Just before 11 p.m., a local TV channel’s teaser flashes: “Breaking news about one of Hollywood’s leading men.” Completion bonder Tekla Morgan, who has insured the Sean Penn/John Travolta starrer “The Thin Red Line,” takes a big gulp. “A crisis? Who? Was there a bad accident?”
“Anytime I hear those teasers, I get heart palpitations,” says Morgan, exec VP and chief operating officer of Los Angeles-based Cinema Completions Intl.
While the story was only that Brad Pitt had split with g.f. Gwyneth Paltrow, such suspenseful moments actually are good news for the completion bonders in this town. For the last few years, the business has gone south for several bonding companies, largely due to the fallout of the video market and the absorption of companies such as New Line into larger studios.
A completion bond is simply an insurance policy that a film’s production will be completed on time and on budget. If a pic runs over schedule or over budget, the completion bonder pays to finish the film or makes the decision to abandon production and repays the investors who financed the project. Most independent films need a bond to get off the ground.
“I feel better than I did a year and a half ago, but the business is cyclical,” observes Joan Stigliano, prexy of Intl. Film Guarantors, a Los Angeles-based completion bonding company. “We are seeing things heating up in Europe, particularly with new alternative financing,” Stigliano adds, referring to the United Kingdom’s lottery and other government subsidy programs.
Bonders also are bullish about the rising tide of business from “off-balance-sheet” studio pics made by companies including Fox Searchlight, Miramax and October. The boost in studio joint ventures, in which one studio handles domestic release while another takes overseas duties on one film, also has added revenue. For example, IFG landed the bond on Paramount/Fox’s collaboration on “Braveheart” as well as Disney/Sony’s joint venture on “Air Force One.”
Business is up more than 15% for Film Finances Inc., which is the highest volume operator, bonding about 225 pics in the past year. The Los Angeles-based company’s average pic is budgeted between $5 million and $8 million. On the other hand, companies such as CCI and IFG will bond up to $75 million, and in the case of CCI’s “Air Force One,” that number went higher.
However, as always, there’s a catch.
“When money is easy to get, it often attracts the wrong people,” warns Steve Ransohoff, exec VP of Film Finances Inc. But by and large, “Filmmakers are responsible. They are very passionate and treat films like their children.”
On the bright side, “There’s a lot of money from different sources coming into the business,” says one bonder, referring to subsidies and multiple foreign investors. “A lot of that money is being spread among several productions, which spreads the risks and creates more opportunities.”

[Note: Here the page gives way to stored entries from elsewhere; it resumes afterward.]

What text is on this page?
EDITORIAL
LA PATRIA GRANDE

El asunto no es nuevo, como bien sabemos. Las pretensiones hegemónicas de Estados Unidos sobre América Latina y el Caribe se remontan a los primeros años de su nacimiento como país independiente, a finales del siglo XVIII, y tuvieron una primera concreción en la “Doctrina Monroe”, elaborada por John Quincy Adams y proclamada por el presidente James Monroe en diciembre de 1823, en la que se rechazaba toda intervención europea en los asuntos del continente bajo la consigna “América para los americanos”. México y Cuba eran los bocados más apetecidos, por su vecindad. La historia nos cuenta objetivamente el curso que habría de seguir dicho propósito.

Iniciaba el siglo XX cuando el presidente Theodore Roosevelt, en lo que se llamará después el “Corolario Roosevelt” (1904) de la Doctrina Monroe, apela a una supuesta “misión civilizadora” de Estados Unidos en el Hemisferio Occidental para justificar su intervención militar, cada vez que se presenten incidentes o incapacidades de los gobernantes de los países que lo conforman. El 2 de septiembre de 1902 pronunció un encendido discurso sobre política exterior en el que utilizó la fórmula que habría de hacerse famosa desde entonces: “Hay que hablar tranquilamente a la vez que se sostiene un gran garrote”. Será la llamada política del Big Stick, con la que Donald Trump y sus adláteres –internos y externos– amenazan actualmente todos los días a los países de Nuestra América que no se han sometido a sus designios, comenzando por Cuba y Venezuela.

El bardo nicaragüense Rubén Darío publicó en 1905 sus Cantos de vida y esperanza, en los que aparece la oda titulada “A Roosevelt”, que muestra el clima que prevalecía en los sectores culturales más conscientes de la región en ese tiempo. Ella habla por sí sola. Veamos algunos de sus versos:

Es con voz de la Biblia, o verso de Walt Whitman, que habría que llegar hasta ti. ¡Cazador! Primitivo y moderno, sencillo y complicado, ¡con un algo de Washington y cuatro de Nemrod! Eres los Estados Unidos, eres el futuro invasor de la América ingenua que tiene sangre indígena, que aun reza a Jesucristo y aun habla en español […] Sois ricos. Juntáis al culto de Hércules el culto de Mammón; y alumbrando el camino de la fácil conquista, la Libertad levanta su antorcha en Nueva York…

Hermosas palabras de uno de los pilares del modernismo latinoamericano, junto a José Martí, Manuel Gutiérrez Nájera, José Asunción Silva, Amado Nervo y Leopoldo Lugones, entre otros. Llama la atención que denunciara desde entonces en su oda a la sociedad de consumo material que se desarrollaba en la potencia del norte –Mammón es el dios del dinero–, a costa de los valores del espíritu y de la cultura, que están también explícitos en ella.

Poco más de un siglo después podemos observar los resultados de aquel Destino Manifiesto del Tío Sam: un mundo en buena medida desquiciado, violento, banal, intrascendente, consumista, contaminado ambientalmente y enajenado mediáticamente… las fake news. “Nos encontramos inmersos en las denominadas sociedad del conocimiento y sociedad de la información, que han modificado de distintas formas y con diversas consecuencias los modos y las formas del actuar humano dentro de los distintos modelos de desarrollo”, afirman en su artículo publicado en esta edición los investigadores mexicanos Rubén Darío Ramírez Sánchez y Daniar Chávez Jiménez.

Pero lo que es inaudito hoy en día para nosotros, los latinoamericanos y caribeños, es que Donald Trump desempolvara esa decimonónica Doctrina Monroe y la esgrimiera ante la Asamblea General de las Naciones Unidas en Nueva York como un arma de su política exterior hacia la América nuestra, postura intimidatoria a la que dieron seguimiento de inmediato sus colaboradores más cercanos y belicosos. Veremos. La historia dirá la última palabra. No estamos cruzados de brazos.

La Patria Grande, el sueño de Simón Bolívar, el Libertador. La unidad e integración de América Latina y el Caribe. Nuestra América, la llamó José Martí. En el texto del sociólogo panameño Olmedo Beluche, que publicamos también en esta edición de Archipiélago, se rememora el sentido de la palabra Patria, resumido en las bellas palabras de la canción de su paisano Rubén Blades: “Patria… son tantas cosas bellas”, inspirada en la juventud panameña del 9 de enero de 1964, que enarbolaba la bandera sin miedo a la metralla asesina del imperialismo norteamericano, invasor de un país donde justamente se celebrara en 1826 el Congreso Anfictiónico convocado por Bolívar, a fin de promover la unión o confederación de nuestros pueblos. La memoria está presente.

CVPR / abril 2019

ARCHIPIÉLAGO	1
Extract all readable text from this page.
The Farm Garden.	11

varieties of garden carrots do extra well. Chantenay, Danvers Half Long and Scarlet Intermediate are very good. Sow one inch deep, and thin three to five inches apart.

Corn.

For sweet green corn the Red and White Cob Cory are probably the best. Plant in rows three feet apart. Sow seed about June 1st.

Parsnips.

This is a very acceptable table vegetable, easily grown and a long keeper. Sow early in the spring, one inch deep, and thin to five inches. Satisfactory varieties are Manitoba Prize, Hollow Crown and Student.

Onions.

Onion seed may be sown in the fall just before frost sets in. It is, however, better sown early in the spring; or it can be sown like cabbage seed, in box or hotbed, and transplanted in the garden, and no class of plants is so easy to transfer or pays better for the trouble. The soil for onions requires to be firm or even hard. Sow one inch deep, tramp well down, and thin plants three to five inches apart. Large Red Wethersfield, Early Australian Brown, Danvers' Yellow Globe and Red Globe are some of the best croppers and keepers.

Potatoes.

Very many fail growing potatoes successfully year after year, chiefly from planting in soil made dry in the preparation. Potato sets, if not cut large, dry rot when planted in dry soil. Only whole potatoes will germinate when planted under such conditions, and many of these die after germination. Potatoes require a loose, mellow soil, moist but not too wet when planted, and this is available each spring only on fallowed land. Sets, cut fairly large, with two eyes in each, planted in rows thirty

Lionel Ephraim, now West Coast prexy of Toronto-based Motion Picture Bond Co., says that in 18 years in the business, he has only been involved with two films “taken over” by the insurer. “There are a lot of stories about bonding companies tearing pages out of the script,” he says. “And that’s what they are — just stories.”
But that doesn’t mean bonders aren’t regularly needed to dig a filmmaker out of a jam.
“About 10% to 15% of the films we bond require financial assistance or require us to assert some administrative controls on certain aspects of the production plans,” Ransohoff says. “It’s not something we like to do, but it needs to be done.”
One recent pic bonded by the Motion Picture Bond Co. required scenes of summer vacation. “But it rained everyday,” Ephraim says. “We had to send in a risk manager to rearrange the schedule, and things came out just fine.”
Then there was the Film Finances-bonded director who could not get several days’ worth of film out of Russia. With an assist from the company’s database, execs found a troubleshooter to help dislodge the film from customs.
Paying high cost of f/x
CCI’s Morgan says the greater technology in pics has created a new kind of volatility. “If the director doesn’t like the look, it can cost tons of money,” Morgan explains. “While it’s safer not to have your leading man sliding down an ice-packed slope, CGI has its own risks.”
But Ransohoff sticks to conventional business sense when deciding whom to insure. Ransohoff says decisions on the 110 pics that Film Finance’s Los Angeles office has bonded in the last year most often were made by evaluating the filmmaker’s character from one or two brief meetings.
“Generally speaking, bad people make big problems and good people solve them,” Ransohoff says. “The key is get into business with good people.”